Note: I originally wrote this post in November 2013, in response to an article about a prototype using Microsoft Kinect. I never posted it. Now I’ve seen at least three more, and I feel like I have to post this. I didn’t have to change much.
This has been shared by kind permission from Angus’s blog.
Angus Grieve-Smith is a hearing linguist and programmer. He created one of the early sign language synthesis prototypes in 1997, and has recently been working on information extraction projects in New York University’s Computer Science Department. He teaches Linguistics at Saint John’s University.
Hartmut Teuber
September 16, 2017
One has to admire the capacity of a human brain! To-date, no most powerful computer can simulate the whole extent of the human brain, not even the huge IBM chess computer Watson who defeated the chess grandmaster Karpov. The computer needs to do the same as what happens inside the so small space of the human skull that is filed with a finite, though huge, number of nerve cells.

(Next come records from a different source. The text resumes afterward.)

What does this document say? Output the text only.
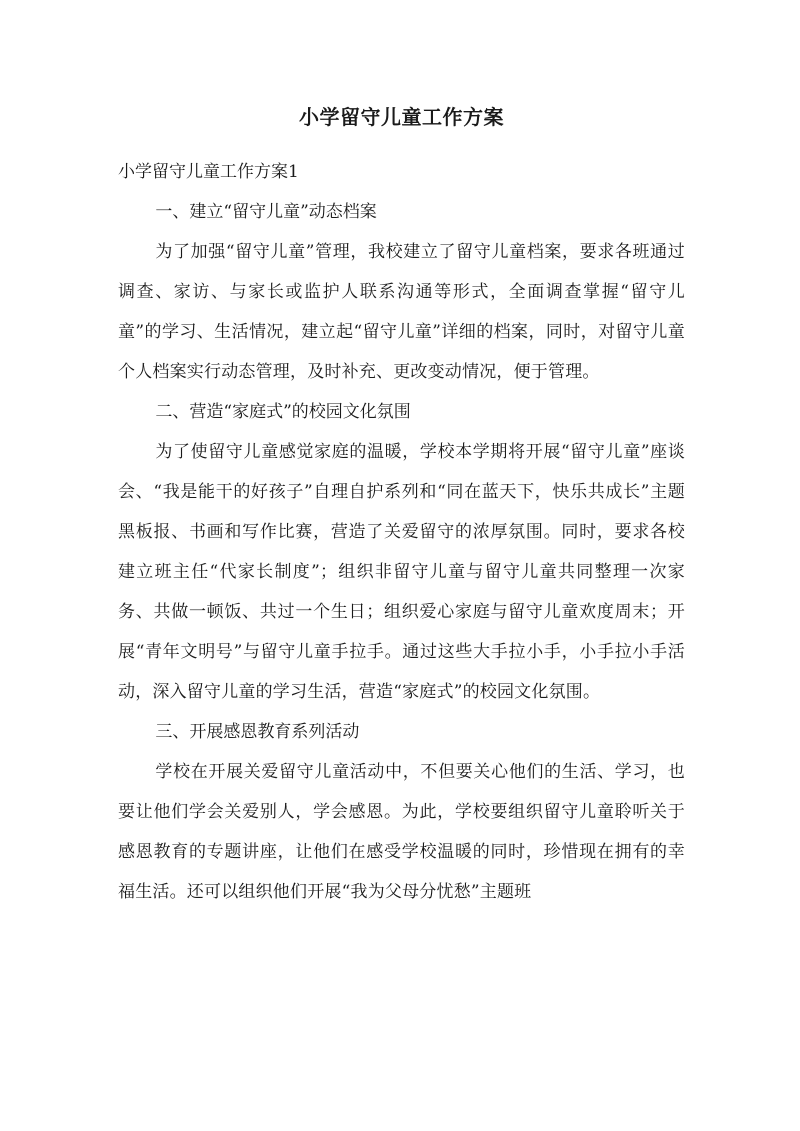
小学留守儿童工作方案

小学留守儿童工作方案1

一、建立“留守儿童”动态档案

为了加强“留守儿童”管理，我校建立了留守儿童档案，要求各班通过调查、家访、与家长或监护人联系沟通等形式，全面调查掌握“留守儿童”的学习、生活情况，建立起“留守儿童”详细的档案，同时，对留守儿童个人档案实行动态管理，及时补充、更改变动情况，便于管理。

二、营造“家庭式”的校园文化氛围

为了使留守儿童感觉家庭的温暖，学校本学期将开展“留守儿童”座谈会、“我是能干的好孩子”自理自护系列和“同在蓝天下，快乐共成长”主题黑板报、书画和写作比赛，营造了关爱留守的浓厚氛围。同时，要求各校建立班主任“代家长制度”；组织非留守儿童与留守儿童共同整理一次家务、共做一顿饭、共过一个生日；组织爱心家庭与留守儿童欢度周末；开展“青年文明号”与留守儿童手拉手。通过这些大手拉小手，小手拉小手活动，深入留守儿童的学习生活，营造“家庭式”的校园文化氛围。

三、开展感恩教育系列活动

学校在开展关爱留守儿童活动中，不但要关心他们的生活、学习，也要让他们学会关爱别人，学会感恩。为此，学校要组织留守儿童聆听关于感恩教育的专题讲座，让他们在感受学校温暖的同时，珍惜现在拥有的幸福生活。还可以组织他们开展“我为父母分忧愁”主题班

Just fathom how it could store such a huge repository of visual x-y-z bit arrays that change in milliseconds (or bytes if in color) and auditory linear frequency-intensity bits at the lowest level of the phonetic level of language, extract from it a set of elementary building blocks by a categorization principle and then a lexicon of the language. With them words or signs, you store their usage semantics. Then you incorporate to it the grammar or rule system of the languages you know, which are often vague and contradictory to expert observers and sometimes native speakers.
Language as it is written is much easier for a computer to handle. It is not a language recognition task. It can skip processing a huge database of visual and auditory data to recognize the elementary units. The matching of sounds with written symbols had been predetermined and transmitted in literacy instructions. Yet any machine translation has not ever produced a perfect translation between languages.
Despite all attempts of overcoming the obstacles of simulating natural languages in computers, a human brain still can make sense out of nonsensical or contradictory input. It would require another huge computer, databases, and powerful artificial intelligence algorithms to figure out fuzzy utterances.